Informasi penting dan menarik dari bidang psikoneuroimunologi sangat layak diperhatikan untuk memahami penyakit autoimun. Menurut psikoneuroimunologi, sistem saraf pusat dan imun sistem saling berkomunikasi secara teratur dan rutin. Di tahun 1970an, psikolog Robert Ader dan rekan sejawatnya, ahli imunologi Nicholas Cohen, keduanya dari University of Rochester School of Medicine, melakukan percobaan menggunakan tikus, berhasil menunjukkan bahwa respon imun sistem dapat dikondisikan (Ader dan Cohen, 1975). Selanjutnya, Ader dan Cohen (1981, 1982, 1985) memelajari sekelompok tikus yang mengalami lupus erythematosus. Ader mampu mengkondisikan tikus-tikus ini dan menurunkan keagresifan imun sistem mereka terhadap sel-sel tubuhnya sendiri, sehingga terjadi pengurangan inflamasi akut lupus secara signifikan.
Beberapa tahun kemudian, Olness dan Ader (1992) menggunakan model yang sama, berhasil membantu seorang anak perempuan penderita lupus, mengkondisikan imun sistemnya sehingga mengurangi jumlah kemoterapi yang semula direncanakan 12 kali turun menjadi hanya 6 kali, mencapai hasil pengobatan yang sangat baik dan bertahan lebih dari lima tahun.
Ader (2000) menyimpulkan bahwa sistem saraf pusat memengaruhi fungsi imun sistem. Sementara Dantzer (2001) dan Volmer-Conna (2001) menyatakan perilaku sakit yang berhubungan dengan infeksi akut sebenarnya adalah hasil dari komunikasi antara imun sistem dan otak, yang sebenarnya bersifat adaptif untuk kesembuhan dan keselamatan individu.
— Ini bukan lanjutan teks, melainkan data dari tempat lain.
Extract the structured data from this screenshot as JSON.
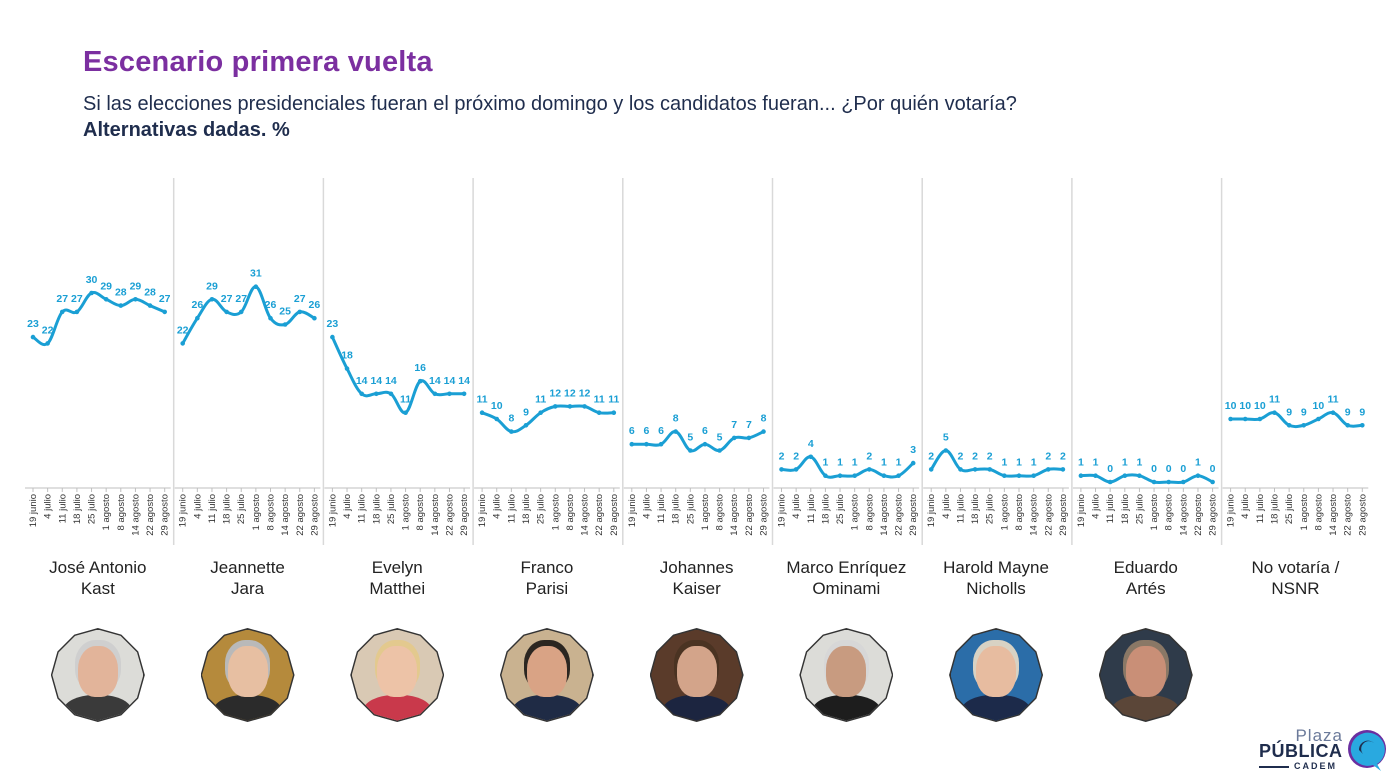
{
  "header": {
    "title": "Escenario primera vuelta",
    "subtitle": "Si las elecciones presidenciales fueran el próximo domingo y los candidatos fueran... ¿Por quién votaría?",
    "subtitle_bold": "Alternativas dadas. %"
  },
  "colors": {
    "line": "#1a9fd4",
    "title": "#7b2fa0",
    "text": "#1f2d4d"
  },
  "chart_data": {
    "type": "line",
    "title": "Escenario primera vuelta",
    "subtitle": "Si las elecciones presidenciales fueran el próximo domingo y los candidatos fueran... ¿Por quién votaría?",
    "ylabel": "Alternativas dadas. %",
    "x": [
      "19 junio",
      "4 julio",
      "11 julio",
      "18 julio",
      "25 julio",
      "1 agosto",
      "8 agosto",
      "14 agosto",
      "22 agosto",
      "29 agosto"
    ],
    "ylim": [
      0,
      45
    ],
    "grid": false,
    "series": [
      {
        "name": "José Antonio Kast",
        "name_lines": [
          "José Antonio",
          "Kast"
        ],
        "values": [
          23,
          22,
          27,
          27,
          30,
          29,
          28,
          29,
          28,
          27
        ]
      },
      {
        "name": "Jeannette Jara",
        "name_lines": [
          "Jeannette",
          "Jara"
        ],
        "values": [
          22,
          26,
          29,
          27,
          27,
          31,
          26,
          25,
          27,
          26
        ]
      },
      {
        "name": "Evelyn Matthei",
        "name_lines": [
          "Evelyn",
          "Matthei"
        ],
        "values": [
          23,
          18,
          14,
          14,
          14,
          11,
          16,
          14,
          14,
          14
        ]
      },
      {
        "name": "Franco Parisi",
        "name_lines": [
          "Franco",
          "Parisi"
        ],
        "values": [
          11,
          10,
          8,
          9,
          11,
          12,
          12,
          12,
          11,
          11
        ]
      },
      {
        "name": "Johannes Kaiser",
        "name_lines": [
          "Johannes",
          "Kaiser"
        ],
        "values": [
          6,
          6,
          6,
          8,
          5,
          6,
          5,
          7,
          7,
          8
        ]
      },
      {
        "name": "Marco Enríquez Ominami",
        "name_lines": [
          "Marco Enríquez",
          "Ominami"
        ],
        "values": [
          2,
          2,
          4,
          1,
          1,
          1,
          2,
          1,
          1,
          3
        ]
      },
      {
        "name": "Harold Mayne Nicholls",
        "name_lines": [
          "Harold Mayne",
          "Nicholls"
        ],
        "values": [
          2,
          5,
          2,
          2,
          2,
          1,
          1,
          1,
          2,
          2
        ]
      },
      {
        "name": "Eduardo Artés",
        "name_lines": [
          "Eduardo",
          "Artés"
        ],
        "values": [
          1,
          1,
          0,
          1,
          1,
          0,
          0,
          0,
          1,
          0
        ]
      },
      {
        "name": "No votaría / NSNR",
        "name_lines": [
          "No votaría /",
          "NSNR"
        ],
        "values": [
          10,
          10,
          10,
          11,
          9,
          9,
          10,
          11,
          9,
          9
        ]
      }
    ]
  },
  "photos": [
    {
      "bg": "#dcdcd8",
      "face": "#e2b49a",
      "hair": "#cfcfcf",
      "torso": "#3a3a3a"
    },
    {
      "bg": "#b58a3c",
      "face": "#e7bfa2",
      "hair": "#b9b9b9",
      "torso": "#2b2b2b"
    },
    {
      "bg": "#d9c9b4",
      "face": "#edc3a7",
      "hair": "#e3c98e",
      "torso": "#c9394b"
    },
    {
      "bg": "#c9b290",
      "face": "#d9a385",
      "hair": "#2b2621",
      "torso": "#1f2b45"
    },
    {
      "bg": "#5a3b2a",
      "face": "#d3a48a",
      "hair": "#4a3322",
      "torso": "#1c2540"
    },
    {
      "bg": "#dcdcd8",
      "face": "#c89b80",
      "hair": "#d7d7d7",
      "torso": "#1d1d1d"
    },
    {
      "bg": "#2b6da8",
      "face": "#e7bca0",
      "hair": "#d8d2c4",
      "torso": "#1c2a4a"
    },
    {
      "bg": "#2f3b4a",
      "face": "#c98f77",
      "hair": "#8a7866",
      "torso": "#5b4638"
    }
  ],
  "logo": {
    "line1": "Plaza",
    "line2": "PÚBLICA",
    "line3": "CADEM"
  }
}
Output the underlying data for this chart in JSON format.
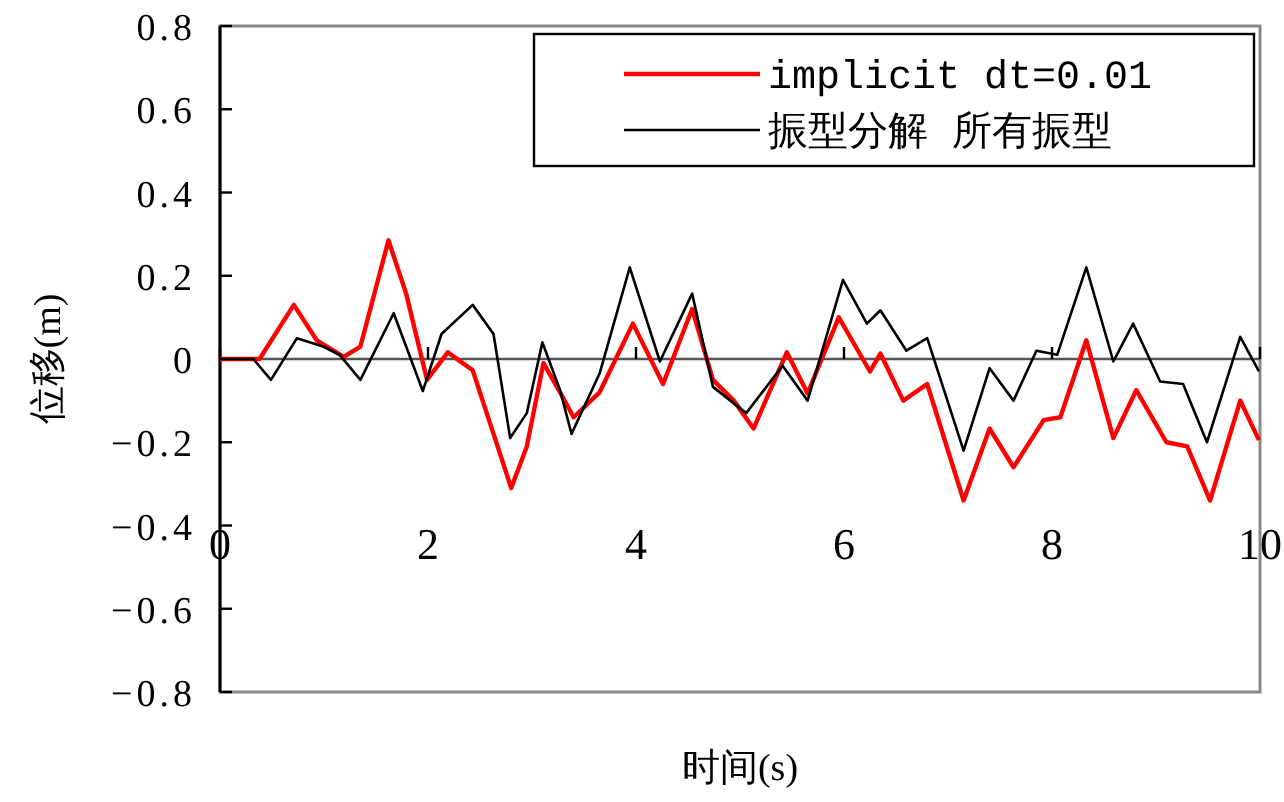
{
  "chart_data": {
    "type": "line",
    "xlabel": "时间(s)",
    "ylabel": "位移(m)",
    "xlim": [
      0,
      10
    ],
    "ylim": [
      -0.8,
      0.8
    ],
    "xticks": [
      0,
      2,
      4,
      6,
      8,
      10
    ],
    "yticks": [
      -0.8,
      -0.6,
      -0.4,
      -0.2,
      0,
      0.2,
      0.4,
      0.6,
      0.8
    ],
    "legend": "top right",
    "marker": "none",
    "series": [
      {
        "name": "implicit dt=0.01",
        "color": "#ff0000",
        "line_style": "solid",
        "x": [
          0,
          0.38,
          0.71,
          0.93,
          1.19,
          1.35,
          1.62,
          1.79,
          1.99,
          2.19,
          2.43,
          2.63,
          2.8,
          2.95,
          3.11,
          3.27,
          3.4,
          3.65,
          3.97,
          4.26,
          4.54,
          4.74,
          4.94,
          5.13,
          5.45,
          5.65,
          5.95,
          6.25,
          6.35,
          6.57,
          6.8,
          7.15,
          7.4,
          7.63,
          7.92,
          8.08,
          8.33,
          8.59,
          8.81,
          9.1,
          9.3,
          9.52,
          9.81,
          9.99
        ],
        "values": [
          0,
          0,
          0.13,
          0.045,
          0.005,
          0.03,
          0.285,
          0.157,
          -0.05,
          0.016,
          -0.027,
          -0.18,
          -0.31,
          -0.21,
          -0.01,
          -0.08,
          -0.14,
          -0.08,
          0.085,
          -0.06,
          0.12,
          -0.05,
          -0.1,
          -0.167,
          0.016,
          -0.083,
          0.1,
          -0.03,
          0.013,
          -0.1,
          -0.06,
          -0.34,
          -0.167,
          -0.26,
          -0.147,
          -0.14,
          0.045,
          -0.19,
          -0.075,
          -0.2,
          -0.21,
          -0.34,
          -0.1,
          -0.195
        ]
      },
      {
        "name": "振型分解 所有振型",
        "color": "#000000",
        "line_style": "solid",
        "x": [
          0,
          0.32,
          0.49,
          0.74,
          0.99,
          1.15,
          1.35,
          1.67,
          1.95,
          2.13,
          2.43,
          2.63,
          2.79,
          2.95,
          3.1,
          3.27,
          3.38,
          3.65,
          3.94,
          4.23,
          4.54,
          4.74,
          5.06,
          5.41,
          5.65,
          5.99,
          6.22,
          6.35,
          6.6,
          6.8,
          7.15,
          7.4,
          7.63,
          7.85,
          8.05,
          8.33,
          8.59,
          8.78,
          9.04,
          9.26,
          9.49,
          9.81,
          9.99
        ],
        "values": [
          0,
          0,
          -0.05,
          0.05,
          0.03,
          0.01,
          -0.05,
          0.11,
          -0.077,
          0.06,
          0.13,
          0.06,
          -0.19,
          -0.13,
          0.04,
          -0.075,
          -0.18,
          -0.035,
          0.22,
          -0.006,
          0.157,
          -0.067,
          -0.13,
          -0.016,
          -0.1,
          0.19,
          0.085,
          0.117,
          0.02,
          0.05,
          -0.22,
          -0.022,
          -0.1,
          0.02,
          0.01,
          0.22,
          -0.006,
          0.085,
          -0.054,
          -0.06,
          -0.2,
          0.053,
          -0.03
        ]
      }
    ]
  }
}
Otak terhubung dengan imun sistem melalui jalur limbic-hypnothalamic-pituitary. Otak memengaruhi imun sistem dengan mengeluarkan neurotransmitter dan hormon yang mengaktifkan reseptor spesifik pada permukaan limfosit T dan B. Hal ini mengaktifkan mekanisme intraseluler tertentu yang dapat menekan atau meningkatkan kinerja imun sistem. Molekul spesifik yang disekresi oleh sistem saraf pusat untuk memengaruhi imun sistem disebut neuroimmunotransmitter.Imun sistem dan sistem saraf adalah satu kesatuan dengan tujuan bersama untuk menjaga dan memelihara identitas diri organisme hidup (Booth dan Ashbridge, 1993).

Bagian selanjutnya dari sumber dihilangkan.